I hate that I'm here right now. I hate everyone's words of wisdom that they offer without solicitation. Everyone's an expert, or so they say. Maybe (just maybe) intentions are good when people say things like "you're in charge of your own destiny", "...and how did you get into this place in your life?", and "...only you can put the work in". The reality is these phrases come off as privileged and they don't take into account life's circumstances beyond your control. Of course, I know that some choices I've made haven't exactly contributed to my health, but what does your stupid fucking statement accomplish except to rub my nose in that.
I'm showing up now and I'm in a place (at least in this moment) to make some changes for the better. I figure if one of my kids gets hospitalized for 6 months again, or if my own health takes a nose-dive, perhaps whatever work I can do now will prevent me from spiraling further down during the moments I can't do much to work on myself.
I hope anyone reading this didn't begin with the hope that it was going to be super-inspiring. I'm not sharing this with anyone, which gives me the freedom to show up, as I am, and be honest about what I'm feeling in the moment. Sometimes, all you can do is your best with the tools you have at your disposal. That's all I'm doing.

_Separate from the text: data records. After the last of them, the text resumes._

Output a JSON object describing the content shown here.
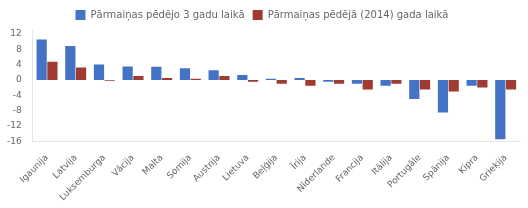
{
  "chart_data": {
    "type": "bar",
    "categories": [
      "Igaunija",
      "Latvija",
      "Luksemburga",
      "Vācija",
      "Malta",
      "Somija",
      "Austrija",
      "Lietuva",
      "Beļģija",
      "Īrija",
      "Nīderlande",
      "Francija",
      "Itālija",
      "Portugāle",
      "Spānija",
      "Kipra",
      "Grieķija"
    ],
    "series": [
      {
        "name": "Pārmaiņas pēdējo 3 gadu laikā",
        "color": "#4472C4",
        "values": [
          10.5,
          8.8,
          4.0,
          3.5,
          3.4,
          3.0,
          2.5,
          1.3,
          0.3,
          0.5,
          -0.5,
          -1.0,
          -1.5,
          -5.0,
          -8.5,
          -1.5,
          -15.5
        ]
      },
      {
        "name": "Pārmaiņas pēdējā (2014) gada laikā",
        "color": "#9E3B33",
        "values": [
          4.7,
          3.2,
          -0.2,
          1.0,
          0.5,
          0.3,
          1.0,
          -0.5,
          -1.0,
          -1.5,
          -1.0,
          -2.5,
          -1.0,
          -2.5,
          -3.0,
          -2.0,
          -2.5
        ]
      }
    ],
    "ylim": [
      -16,
      13
    ],
    "yticks": [
      -16,
      -12,
      -8,
      -4,
      0,
      4,
      8,
      12
    ],
    "grid": false,
    "legend": "top"
  }
}
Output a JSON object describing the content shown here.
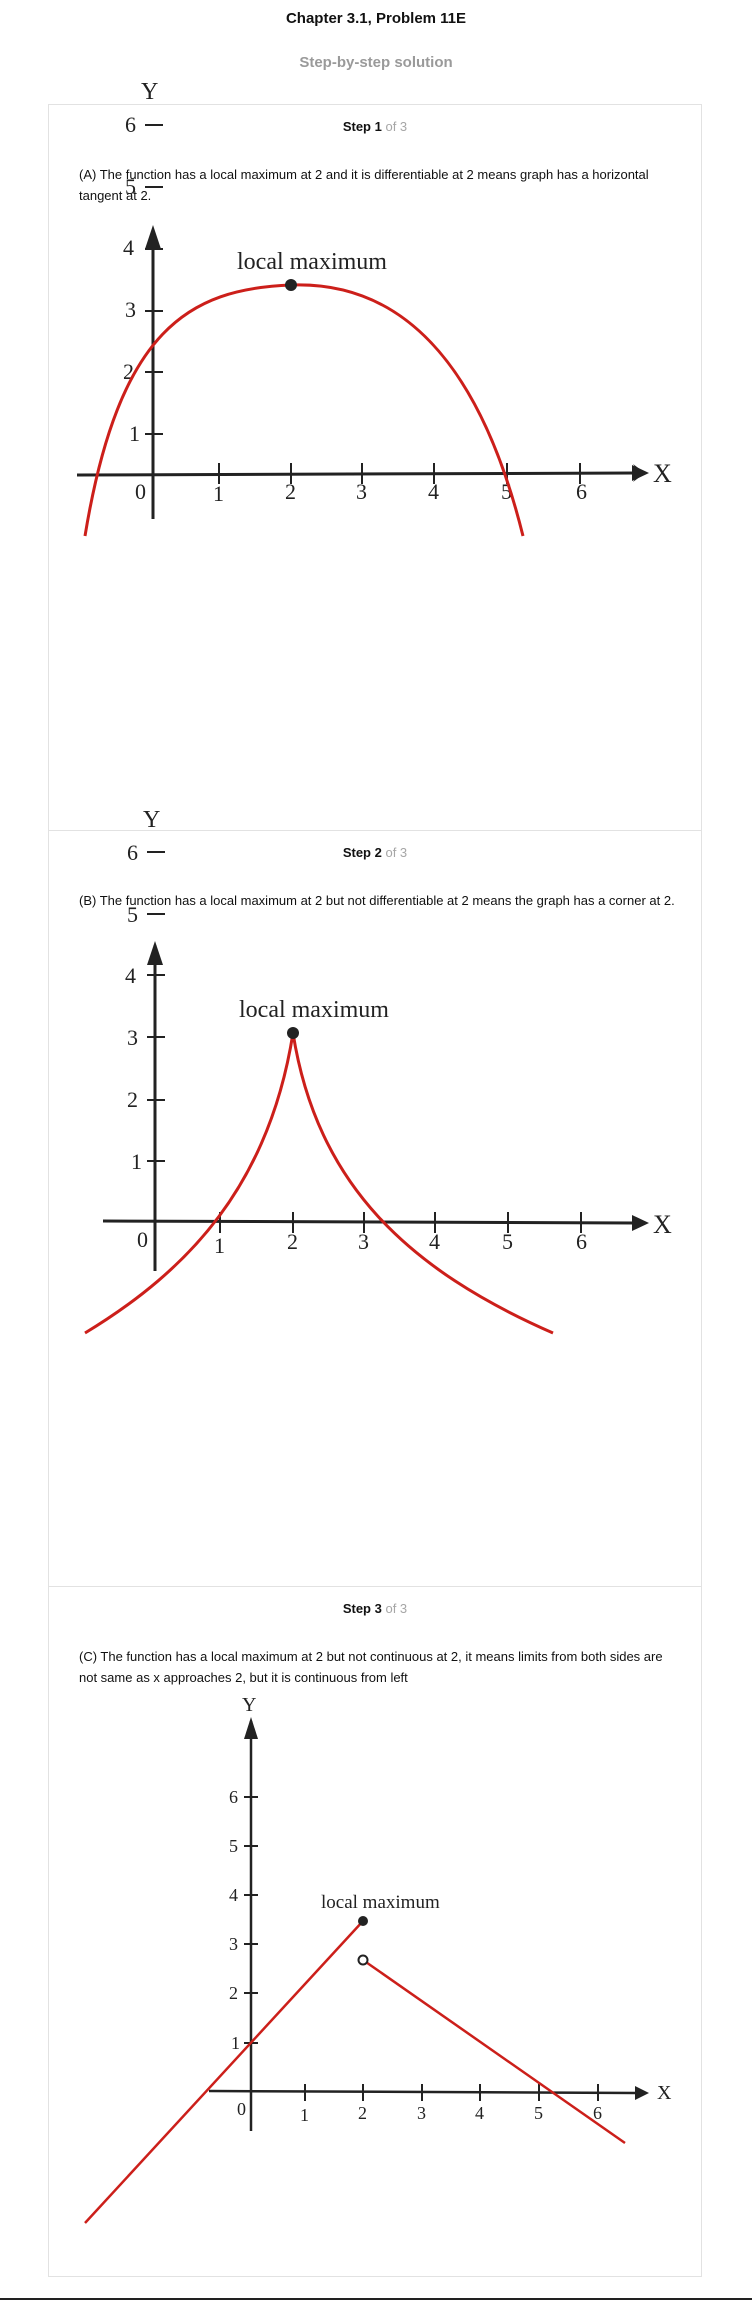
{
  "header": {
    "chapter_title": "Chapter 3.1, Problem 11E",
    "subtitle": "Step-by-step solution"
  },
  "steps": [
    {
      "label": "Step 1",
      "of": "of 3",
      "text": "(A) The function has a local maximum at 2 and it is differentiable at 2 means graph has a horizontal tangent at 2.",
      "graph": {
        "x_axis_label": "X",
        "y_axis_label": "Y",
        "origin_label": "0",
        "x_ticks": [
          "1",
          "2",
          "3",
          "4",
          "5",
          "6"
        ],
        "y_ticks": [
          "1",
          "2",
          "3",
          "4",
          "5",
          "6"
        ],
        "annotation": "local maximum",
        "curve_color": "#cc1f1a"
      }
    },
    {
      "label": "Step 2",
      "of": "of 3",
      "text": "(B) The function has a local maximum at 2 but not differentiable at 2 means the graph has a corner at 2.",
      "graph": {
        "x_axis_label": "X",
        "y_axis_label": "Y",
        "origin_label": "0",
        "x_ticks": [
          "1",
          "2",
          "3",
          "4",
          "5",
          "6"
        ],
        "y_ticks": [
          "1",
          "2",
          "3",
          "4",
          "5",
          "6"
        ],
        "annotation": "local maximum",
        "curve_color": "#cc1f1a"
      }
    },
    {
      "label": "Step 3",
      "of": "of 3",
      "text": "(C) The function has a local maximum at 2 but not continuous at 2, it means limits from both sides are not same as x approaches 2, but it is continuous from left",
      "graph": {
        "x_axis_label": "X",
        "y_axis_label": "Y",
        "origin_label": "0",
        "x_ticks": [
          "1",
          "2",
          "3",
          "4",
          "5",
          "6"
        ],
        "y_ticks": [
          "1",
          "2",
          "3",
          "4",
          "5",
          "6"
        ],
        "annotation": "local maximum",
        "curve_color": "#cc1f1a"
      }
    }
  ]
}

So what, specifically am I doing? Well, I started drinking 1 cup of black coffee a day (starting yesterday). Comparing that to three cups a day with a combined total of about a half a cup of flavored creamer with all that sugar in it, it's an improvement. I'm also going to be working on portion control. I'm not necessarily worrying about the type of food I eat yet, although I'm preparing myself to work on less carbs in the near future. For instance, last night I only ate 3 slices of pizza when I'd normally eat 4. One more change I'm making this week is I'm trying a 16:8 intermittent fasting schedule. I'm eating all of my calories between 10:00 a.m and 6:00 p.m.
I worked out my TDEE (total daily energy expenditure) to be 2,855 calories a day to maintain my current weight. So if I want to lose a pound a week, which is a very slow-paced healthy rate, I would need to consume 2,355 calories a day. The very first day I tried this was yesterday, and even with those three slices of pizza, I only ate 1,770 calories (tracking everything I eat with My Fitness Pal). At that rate, I'm in a deficit of over 1,000 calories a day, which should result in a loss of 2 lbs./week, the maximum recommended rate for healthy weight loss. I figure if I eat between 1,855 and 2,355 calories a day without exercise (at least for now), it's a great way to slowly step back into a weight loss plan.
Other things I'm moving toward are drinking more water, taking the dog out for very short walks, and continuing to track my foods while adding more protein and veggies, while removing carbs and sugars. What I'm looking for is "sustainable", not balls-out maximum results in minimum time like I'm extremely tempted to do.
I seriously doubt I'll be updating this daily or even weekly, but I also wanted to have a way to documents my progress, or at the very least, my feelings as I start it up again. For me, the biggest hurdles are motivation, mentality, and depression, which alone has shown the ability to completely wipe out all of my efforts. I guess I'll be back later with an update.